Alors qu’une vingtaine de personnes avaient décidé de se mettre en grève, seuls 11 membres de l’ASVL, dont 6 femmes, ont pu débuter leur action de protestation, ce mardi 14 avril, dans le kiosque au Jardin de la Compagnie à Port Louis.

Salim Muthy, le principal animateur de l’association et un des grévistes de la faim, déclare que la grève se poursuivra jusqu’à ce que les membres de l’ASVL obtiennent satisfaction.

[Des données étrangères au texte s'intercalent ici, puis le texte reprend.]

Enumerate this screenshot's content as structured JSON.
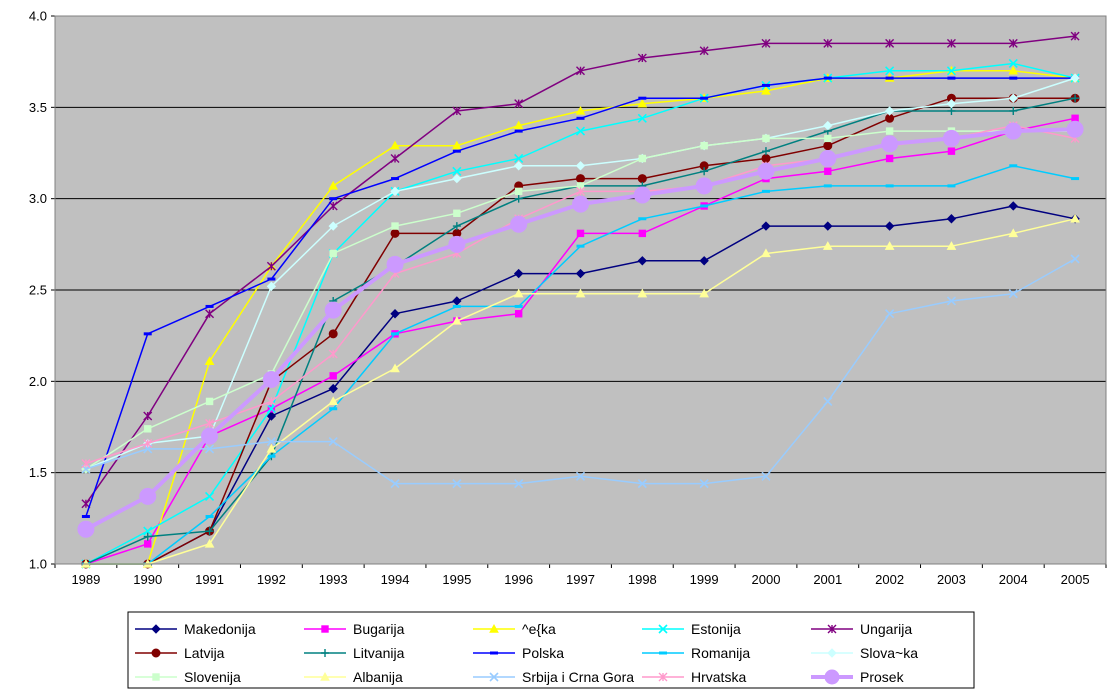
{
  "chart_data": {
    "type": "line",
    "title": "",
    "xlabel": "",
    "ylabel": "",
    "ylim": [
      1.0,
      4.0
    ],
    "y_ticks": [
      "1.0",
      "1.5",
      "2.0",
      "2.5",
      "3.0",
      "3.5",
      "4.0"
    ],
    "grid": "horizontal",
    "legend_placement": "bottom",
    "categories": [
      "1989",
      "1990",
      "1991",
      "1992",
      "1993",
      "1994",
      "1995",
      "1996",
      "1997",
      "1998",
      "1999",
      "2000",
      "2001",
      "2002",
      "2003",
      "2004",
      "2005"
    ],
    "series": [
      {
        "name": "Makedonija",
        "color": "#000080",
        "marker": "diamond",
        "values": [
          1.0,
          1.0,
          1.18,
          1.81,
          1.96,
          2.37,
          2.44,
          2.59,
          2.59,
          2.66,
          2.66,
          2.85,
          2.85,
          2.85,
          2.89,
          2.96,
          2.89
        ]
      },
      {
        "name": "Bugarija",
        "color": "#ff00ff",
        "marker": "square",
        "values": [
          1.0,
          1.11,
          1.7,
          1.85,
          2.03,
          2.26,
          2.33,
          2.37,
          2.81,
          2.81,
          2.96,
          3.11,
          3.15,
          3.22,
          3.26,
          3.37,
          3.44
        ]
      },
      {
        "name": "^e{ka",
        "color": "#ffff00",
        "marker": "triangle",
        "values": [
          1.0,
          1.0,
          2.11,
          2.63,
          3.07,
          3.29,
          3.29,
          3.4,
          3.48,
          3.52,
          3.55,
          3.59,
          3.66,
          3.66,
          3.7,
          3.7,
          3.66
        ]
      },
      {
        "name": "Estonija",
        "color": "#00ffff",
        "marker": "x",
        "values": [
          1.0,
          1.18,
          1.37,
          1.85,
          2.7,
          3.04,
          3.15,
          3.22,
          3.37,
          3.44,
          3.55,
          3.62,
          3.66,
          3.7,
          3.7,
          3.74,
          3.66
        ]
      },
      {
        "name": "Ungarija",
        "color": "#800080",
        "marker": "star",
        "values": [
          1.33,
          1.81,
          2.37,
          2.63,
          2.96,
          3.22,
          3.48,
          3.52,
          3.7,
          3.77,
          3.81,
          3.85,
          3.85,
          3.85,
          3.85,
          3.85,
          3.89
        ]
      },
      {
        "name": "Latvija",
        "color": "#800000",
        "marker": "circle",
        "values": [
          1.0,
          1.0,
          1.18,
          2.0,
          2.26,
          2.81,
          2.81,
          3.07,
          3.11,
          3.11,
          3.18,
          3.22,
          3.29,
          3.44,
          3.55,
          3.55,
          3.55
        ]
      },
      {
        "name": "Litvanija",
        "color": "#008080",
        "marker": "plus",
        "values": [
          1.0,
          1.15,
          1.18,
          1.59,
          2.44,
          2.63,
          2.85,
          3.0,
          3.07,
          3.07,
          3.15,
          3.26,
          3.37,
          3.48,
          3.48,
          3.48,
          3.55
        ]
      },
      {
        "name": "Polska",
        "color": "#0000ff",
        "marker": "dash",
        "values": [
          1.26,
          2.26,
          2.41,
          2.56,
          3.0,
          3.11,
          3.26,
          3.37,
          3.44,
          3.55,
          3.55,
          3.62,
          3.66,
          3.66,
          3.66,
          3.66,
          3.66
        ]
      },
      {
        "name": "Romanija",
        "color": "#00ccff",
        "marker": "dash",
        "values": [
          1.0,
          1.0,
          1.26,
          1.59,
          1.85,
          2.26,
          2.41,
          2.41,
          2.74,
          2.89,
          2.96,
          3.04,
          3.07,
          3.07,
          3.07,
          3.18,
          3.11
        ]
      },
      {
        "name": "Slova~ka",
        "color": "#ccffff",
        "marker": "diamond",
        "values": [
          1.52,
          1.66,
          1.7,
          2.52,
          2.85,
          3.04,
          3.11,
          3.18,
          3.18,
          3.22,
          3.29,
          3.33,
          3.4,
          3.48,
          3.52,
          3.55,
          3.66
        ]
      },
      {
        "name": "Slovenija",
        "color": "#ccffcc",
        "marker": "square",
        "values": [
          1.52,
          1.74,
          1.89,
          2.04,
          2.7,
          2.85,
          2.92,
          3.04,
          3.07,
          3.22,
          3.29,
          3.33,
          3.33,
          3.37,
          3.37,
          3.37,
          3.37
        ]
      },
      {
        "name": "Albanija",
        "color": "#ffff99",
        "marker": "triangle",
        "values": [
          1.0,
          1.0,
          1.11,
          1.63,
          1.89,
          2.07,
          2.33,
          2.48,
          2.48,
          2.48,
          2.48,
          2.7,
          2.74,
          2.74,
          2.74,
          2.81,
          2.89
        ]
      },
      {
        "name": "Srbija i Crna Gora",
        "color": "#99ccff",
        "marker": "x",
        "values": [
          1.52,
          1.63,
          1.63,
          1.67,
          1.67,
          1.44,
          1.44,
          1.44,
          1.48,
          1.44,
          1.44,
          1.48,
          1.89,
          2.37,
          2.44,
          2.48,
          2.67
        ]
      },
      {
        "name": "Hrvatska",
        "color": "#ff99cc",
        "marker": "star",
        "values": [
          1.55,
          1.66,
          1.77,
          1.89,
          2.15,
          2.59,
          2.7,
          2.89,
          3.04,
          3.04,
          3.07,
          3.18,
          3.22,
          3.29,
          3.33,
          3.4,
          3.33
        ]
      },
      {
        "name": "Prosek",
        "color": "#cc99ff",
        "marker": "circle",
        "thick": true,
        "values": [
          1.19,
          1.37,
          1.7,
          2.01,
          2.39,
          2.64,
          2.75,
          2.86,
          2.97,
          3.02,
          3.07,
          3.15,
          3.22,
          3.3,
          3.33,
          3.37,
          3.38
        ]
      }
    ]
  }
}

Il dit accueillir favorablement la promulgation de la Protection of Borrowers Act, mais il a rappelé que cette loi ne couvre pas les emprunts antérieurs à sa proclamation qui, eux, tombent toujours sous l’ancienne législation.

«Des centaines de petits emprunteurs sont encore victimes du système existant sous l’ancienne loi et se retrouvent aujourd’hui avec leur maison mis en vente à la barre», affirme Salim Muthy. Il trouve inacceptable qu’il y ait deux lois pour traiter du même problème. «Si le gouvernement a décidé de changer la loi, c’est qu’il a vu qu’il y avait une injustice quelque part » explique t-il.

Mais ce qui semble plus important pour les grévistes c’est la gestion du fond de Rs 100 millions constitué par le gouvernement en 2007 pour venir en aide à ceux qui ont perdu leurs maisons vendues à la barre. «Plus de 140 dossiers ont été examinés par le gouvernement et 37 personnes seulement ont reçu des compensations s’élevant à Rs 5 millions ».

Salim Muthy a aussi dénoncé ce qu’il appelle le manque de transparence entourant le déboursement des fonds. « Nous avons demandé une liste de bénéficiaires de ces Rs 5 millions mais les autorités nous ont fait savoir que cette liste est confidentielle. Je pense qu’on veut nous cacher des choses », soutient le président de l’AVSL. Il lance un appel aux députés de l’opposition pour qu’ils demandent des précisions à ce sujet auprès du ministre des Finances.